By: Cory Doctorow, BOING BOING |
Muckrock filed Freedom of Information Requests with multiple US police forces to find out how they were using “mobile phone forensic extraction devices” — commercial devices that suck all the data out of peoples’ phones and make it available for offline browsing.
They discovered that the practice of sucking up the entirety of arrestees’ phones was incredibly common, and that often, cops sucked up this data without a warrant, after first obtaining “consent” from arrestees.
Mobile phones are troves of sensitive personal information, which is presumably why the police are so interested in them. But the same data-richness that interests police departments should also give us pause: it’s never been the case that a cop busting a low-level, nonviolent offender would be allowed to probe that person’s entire network of friends and relations; read all the correspondence between the arrestee and their doctors, lawyers, kids and spouse; get a neat list of all the places the person had visited; and be able to look at everything from bank balances to spending history.
The major provider of mobile forensic tools is the Israeli firm Cellebrite, who made headlines when the FBI revealed that they’d used a Cellebrite tool to crack the San Bernadino shooters’ phones, and then again when a hacker dumped 900GB worth of internal Cellebrite info, revealing that the company routinely repackaged hacking tools from the darkweb and sold them to police departments without first verifying that these weren’t leaking data to third parties or otherwise creating risks for their users and their targets.

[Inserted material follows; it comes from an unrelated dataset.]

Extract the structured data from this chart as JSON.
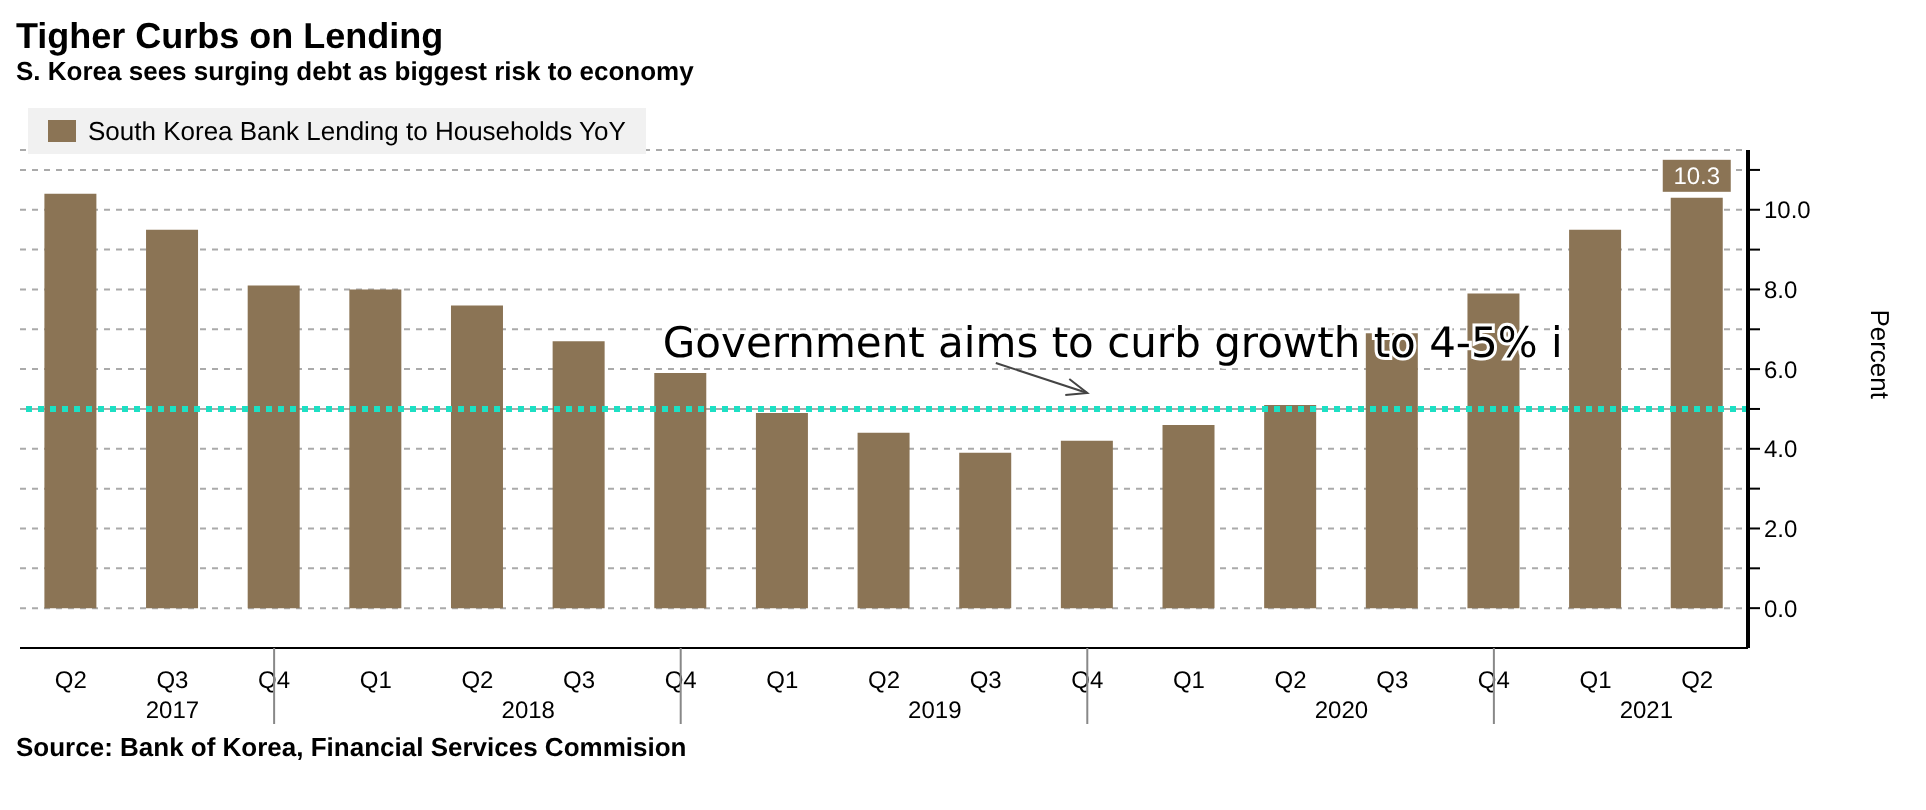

The kicker really is how often these are being used – it is simply really hard to believe that out of the 783 times Tulsa Police used their extraction devices, all were for crimes in which it was necessary to look at all of the phone’s data. Even for the 316 times Tucson PD used theirs in the last year, it is still a real stretch to think that some low-level non-violent offenders weren’t on the receiving end. There are some days where the devices were used multiple times – Tulsa used theirs eight times on February 28th of this year, eight again on April 3rd, and a whopping 14 times on May 10th 2016. That is a whole lot of data that Tulsa was able to tap into, and we aren’t even able to understand the why.
One “preview sheet” we received from Tucson had a column for whether they received a warrant to crack into the phone, or whether the user gave them consent. It is easy to imagine a scenario where someone doesn’t want to risk angering police by refusing consent, or even just didn’t fully understand what they were consenting to.